Even once students are back, he says we have to recognize that technology has forever changed our lives.

“It was changing us before COVID,” he said. “… We have been requiring technology as a pretty big component of learning for a long time, and no one was paying attention to how inequitable that was until COVID. But I’m suggesting to you that we were, and that’s why we were pushing one-to-one technology initiatives even before COVID.”

What’s difficult, he added, is that there are families that live in communities with no broadband, and no school district can fix that.

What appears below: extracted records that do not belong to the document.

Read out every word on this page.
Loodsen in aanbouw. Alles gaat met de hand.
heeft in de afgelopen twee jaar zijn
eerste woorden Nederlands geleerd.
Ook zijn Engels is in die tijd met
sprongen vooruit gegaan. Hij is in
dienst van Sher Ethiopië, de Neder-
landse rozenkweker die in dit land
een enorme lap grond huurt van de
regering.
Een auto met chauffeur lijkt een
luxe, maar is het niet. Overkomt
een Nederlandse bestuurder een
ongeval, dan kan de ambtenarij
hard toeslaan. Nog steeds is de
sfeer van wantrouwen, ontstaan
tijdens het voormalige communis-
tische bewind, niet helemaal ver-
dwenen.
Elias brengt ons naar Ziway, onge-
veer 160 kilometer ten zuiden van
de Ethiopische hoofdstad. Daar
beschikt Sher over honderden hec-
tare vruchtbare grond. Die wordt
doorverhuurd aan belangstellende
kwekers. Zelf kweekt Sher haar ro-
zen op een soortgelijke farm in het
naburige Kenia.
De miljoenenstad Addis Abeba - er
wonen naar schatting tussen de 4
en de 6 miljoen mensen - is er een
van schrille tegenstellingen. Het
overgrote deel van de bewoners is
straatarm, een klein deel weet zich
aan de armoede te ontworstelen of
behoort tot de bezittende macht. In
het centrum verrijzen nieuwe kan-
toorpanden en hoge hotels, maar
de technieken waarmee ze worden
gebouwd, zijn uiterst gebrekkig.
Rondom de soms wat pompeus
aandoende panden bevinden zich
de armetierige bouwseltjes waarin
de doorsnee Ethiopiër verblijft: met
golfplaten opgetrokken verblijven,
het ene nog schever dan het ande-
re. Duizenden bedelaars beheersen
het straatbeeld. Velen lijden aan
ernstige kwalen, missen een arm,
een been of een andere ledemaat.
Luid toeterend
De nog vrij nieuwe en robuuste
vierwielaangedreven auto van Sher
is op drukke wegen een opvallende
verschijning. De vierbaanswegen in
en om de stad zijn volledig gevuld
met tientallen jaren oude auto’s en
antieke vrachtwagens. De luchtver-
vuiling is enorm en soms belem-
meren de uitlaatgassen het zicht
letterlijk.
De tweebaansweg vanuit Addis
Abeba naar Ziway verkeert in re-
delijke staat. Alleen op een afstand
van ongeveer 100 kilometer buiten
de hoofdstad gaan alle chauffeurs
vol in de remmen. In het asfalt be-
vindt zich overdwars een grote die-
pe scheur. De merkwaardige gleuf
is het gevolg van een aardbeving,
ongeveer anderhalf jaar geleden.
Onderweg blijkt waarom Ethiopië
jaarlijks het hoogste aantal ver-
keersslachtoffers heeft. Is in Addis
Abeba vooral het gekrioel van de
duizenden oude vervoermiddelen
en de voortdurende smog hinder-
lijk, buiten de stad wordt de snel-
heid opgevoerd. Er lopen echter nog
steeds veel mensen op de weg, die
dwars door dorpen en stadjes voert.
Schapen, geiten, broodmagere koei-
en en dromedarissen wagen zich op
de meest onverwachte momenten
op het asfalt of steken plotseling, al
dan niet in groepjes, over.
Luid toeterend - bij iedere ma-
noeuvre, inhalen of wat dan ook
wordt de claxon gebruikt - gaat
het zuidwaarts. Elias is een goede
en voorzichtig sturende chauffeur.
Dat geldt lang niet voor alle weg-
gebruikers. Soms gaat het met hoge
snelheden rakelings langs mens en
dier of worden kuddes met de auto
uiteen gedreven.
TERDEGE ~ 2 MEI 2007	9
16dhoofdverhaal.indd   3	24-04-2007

“That’s a big infrastructure play that I hope Congress will take up. Certainly, the states can help with that,” he said. “I’ll tell you — I think after $4 trillion of more deficit spending by the federal government, the fact that they build out cruise lines and didn’t build an infrastructure plan to bring broadband to rural communities that most impact our migrant youth, our Hispanic youth, our Native American youth. The fact that that was their plan is an abject failure of the Trump administration and the federal government.”

“This connectivity is the final, final thing that will make this work, and that’s going to require a big build out, a big infrastructure build out of broadband,” Reykdal added.